AL GORE: Says He’s More Like McCain Than Like Bradley
Vice President Al Gore continued his assault on Bill Bradley's health care proposals, this time saying that his ideas were more in line with GOP presidential hopeful Sen. John McCain (R-Ariz.), the Boston Globe reports. Gore said: "McCain and I have in common putting money from the surplus into Medicare and keeping it from being drawn down when the baby boomers retire. McCain recognizes, as I do, that you should put money in the program. Bradley's assertion is that it is not needed." His comments, while on the campaign trail in Florida, "are his most extensive" since he and McCain both won the New Hampshire primary.
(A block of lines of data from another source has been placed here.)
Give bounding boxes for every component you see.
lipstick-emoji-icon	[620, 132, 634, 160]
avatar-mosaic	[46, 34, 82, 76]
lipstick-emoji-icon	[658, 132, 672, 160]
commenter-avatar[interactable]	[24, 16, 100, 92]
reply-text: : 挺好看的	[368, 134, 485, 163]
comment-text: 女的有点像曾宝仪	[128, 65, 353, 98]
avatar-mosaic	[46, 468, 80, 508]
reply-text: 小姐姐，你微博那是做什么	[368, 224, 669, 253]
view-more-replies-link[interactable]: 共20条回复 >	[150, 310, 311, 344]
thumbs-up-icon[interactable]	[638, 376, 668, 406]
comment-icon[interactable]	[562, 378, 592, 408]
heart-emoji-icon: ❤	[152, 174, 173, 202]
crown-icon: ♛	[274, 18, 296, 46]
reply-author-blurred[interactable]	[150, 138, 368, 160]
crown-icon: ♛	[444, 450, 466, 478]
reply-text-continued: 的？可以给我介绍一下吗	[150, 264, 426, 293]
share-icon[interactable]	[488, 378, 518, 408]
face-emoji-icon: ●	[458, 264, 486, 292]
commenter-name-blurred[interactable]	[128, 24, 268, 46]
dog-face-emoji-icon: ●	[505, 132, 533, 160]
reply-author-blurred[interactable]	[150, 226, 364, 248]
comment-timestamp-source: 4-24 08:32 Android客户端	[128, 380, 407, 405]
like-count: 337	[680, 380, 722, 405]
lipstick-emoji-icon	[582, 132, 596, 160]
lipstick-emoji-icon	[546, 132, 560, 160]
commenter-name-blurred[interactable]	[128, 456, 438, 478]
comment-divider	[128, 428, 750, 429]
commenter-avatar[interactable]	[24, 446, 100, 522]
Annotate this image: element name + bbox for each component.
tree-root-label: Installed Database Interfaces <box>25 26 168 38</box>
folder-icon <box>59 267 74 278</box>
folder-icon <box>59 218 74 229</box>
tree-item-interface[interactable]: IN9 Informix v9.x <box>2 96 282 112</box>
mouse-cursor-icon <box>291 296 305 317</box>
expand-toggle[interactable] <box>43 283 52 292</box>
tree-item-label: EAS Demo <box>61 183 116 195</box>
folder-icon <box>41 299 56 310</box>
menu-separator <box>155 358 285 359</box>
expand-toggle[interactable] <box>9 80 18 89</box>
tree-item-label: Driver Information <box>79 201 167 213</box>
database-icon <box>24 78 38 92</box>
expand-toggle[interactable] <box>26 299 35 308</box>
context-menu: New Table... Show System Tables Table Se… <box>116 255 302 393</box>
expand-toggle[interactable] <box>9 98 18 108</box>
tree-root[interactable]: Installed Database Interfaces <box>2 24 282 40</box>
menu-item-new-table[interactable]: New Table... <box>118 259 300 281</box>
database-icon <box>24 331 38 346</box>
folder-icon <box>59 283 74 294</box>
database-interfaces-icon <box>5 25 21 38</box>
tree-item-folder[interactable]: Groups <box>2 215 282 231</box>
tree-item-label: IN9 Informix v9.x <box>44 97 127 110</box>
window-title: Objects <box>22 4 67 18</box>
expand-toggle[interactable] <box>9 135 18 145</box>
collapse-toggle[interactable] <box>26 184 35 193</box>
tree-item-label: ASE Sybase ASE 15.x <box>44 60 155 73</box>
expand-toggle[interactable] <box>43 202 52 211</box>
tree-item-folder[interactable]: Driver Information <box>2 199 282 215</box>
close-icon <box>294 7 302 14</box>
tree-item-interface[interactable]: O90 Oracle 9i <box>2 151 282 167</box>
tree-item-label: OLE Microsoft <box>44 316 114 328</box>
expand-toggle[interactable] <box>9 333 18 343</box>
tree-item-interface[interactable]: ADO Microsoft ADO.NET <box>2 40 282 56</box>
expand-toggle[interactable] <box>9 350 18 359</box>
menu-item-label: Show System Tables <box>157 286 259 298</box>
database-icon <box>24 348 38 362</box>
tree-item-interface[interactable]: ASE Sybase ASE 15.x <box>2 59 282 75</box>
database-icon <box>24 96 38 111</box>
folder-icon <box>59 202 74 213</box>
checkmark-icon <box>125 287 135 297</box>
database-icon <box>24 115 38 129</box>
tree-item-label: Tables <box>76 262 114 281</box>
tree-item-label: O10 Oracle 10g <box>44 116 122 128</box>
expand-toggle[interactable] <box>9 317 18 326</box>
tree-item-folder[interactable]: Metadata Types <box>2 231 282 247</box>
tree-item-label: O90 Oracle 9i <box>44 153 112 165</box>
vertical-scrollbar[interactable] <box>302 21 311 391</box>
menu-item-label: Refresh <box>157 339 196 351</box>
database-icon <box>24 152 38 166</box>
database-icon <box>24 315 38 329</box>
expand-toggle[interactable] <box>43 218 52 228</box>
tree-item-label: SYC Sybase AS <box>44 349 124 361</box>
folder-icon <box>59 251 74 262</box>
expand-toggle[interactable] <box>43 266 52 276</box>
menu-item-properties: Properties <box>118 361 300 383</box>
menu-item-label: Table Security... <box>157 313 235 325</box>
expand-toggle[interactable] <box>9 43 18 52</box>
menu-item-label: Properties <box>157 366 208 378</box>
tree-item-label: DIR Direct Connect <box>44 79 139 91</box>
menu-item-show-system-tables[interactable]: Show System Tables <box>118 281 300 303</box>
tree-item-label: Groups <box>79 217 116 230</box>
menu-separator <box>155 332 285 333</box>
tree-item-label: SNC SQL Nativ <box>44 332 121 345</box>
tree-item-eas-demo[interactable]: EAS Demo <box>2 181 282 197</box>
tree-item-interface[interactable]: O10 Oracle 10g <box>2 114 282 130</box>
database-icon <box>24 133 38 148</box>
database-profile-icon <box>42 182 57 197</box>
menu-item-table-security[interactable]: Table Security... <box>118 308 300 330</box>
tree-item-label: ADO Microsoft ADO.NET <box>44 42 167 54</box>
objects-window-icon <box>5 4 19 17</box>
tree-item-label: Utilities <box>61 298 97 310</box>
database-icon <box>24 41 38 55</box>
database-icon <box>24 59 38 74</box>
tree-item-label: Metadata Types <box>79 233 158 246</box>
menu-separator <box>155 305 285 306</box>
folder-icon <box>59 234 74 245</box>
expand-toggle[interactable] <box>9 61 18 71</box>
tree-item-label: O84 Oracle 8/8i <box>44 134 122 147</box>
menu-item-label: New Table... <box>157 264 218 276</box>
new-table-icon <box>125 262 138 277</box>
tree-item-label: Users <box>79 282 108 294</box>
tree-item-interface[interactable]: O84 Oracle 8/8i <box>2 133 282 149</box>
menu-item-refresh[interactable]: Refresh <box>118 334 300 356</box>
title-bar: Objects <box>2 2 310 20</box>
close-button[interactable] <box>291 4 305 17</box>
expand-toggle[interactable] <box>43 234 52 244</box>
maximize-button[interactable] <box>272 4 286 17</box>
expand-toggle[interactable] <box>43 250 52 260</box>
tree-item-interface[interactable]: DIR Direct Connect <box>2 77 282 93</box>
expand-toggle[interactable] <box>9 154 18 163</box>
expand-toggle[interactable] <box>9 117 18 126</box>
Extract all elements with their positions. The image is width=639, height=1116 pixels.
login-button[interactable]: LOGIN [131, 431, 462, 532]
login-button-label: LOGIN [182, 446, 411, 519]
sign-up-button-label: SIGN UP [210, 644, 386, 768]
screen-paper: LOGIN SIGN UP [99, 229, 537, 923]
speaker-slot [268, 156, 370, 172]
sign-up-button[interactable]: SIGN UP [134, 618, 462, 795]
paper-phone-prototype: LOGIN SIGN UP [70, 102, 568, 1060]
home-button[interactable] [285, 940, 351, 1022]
Gore continued to highlight his differences with Bradley while at a retirement community, saying, "Most all the experts in both political parties have said, 'let's put money in now.' That's a key difference between Senator Bradley and myself" (Scales, 2/9).
But Bradley spokesperson Eric Hauser said that "Gore was reviving the 'Medi-scare' strategy Democrats used against Republicans in 1996." He added, "It is all about scaring people -- not about debating the issues. The vice president so long ago lost any vestige of credibility" (Griffin, Orlando Sentinel, 2/9).
According to two of his senior advisers, Steve Forbes has decided to abandon his GOP presidential bid after spending "tens of millions of dollars and nearly four years on the road." The Washington Post reports that Forbes will formally announce his departure during a press conference tomorrow (Fournier, 2/9).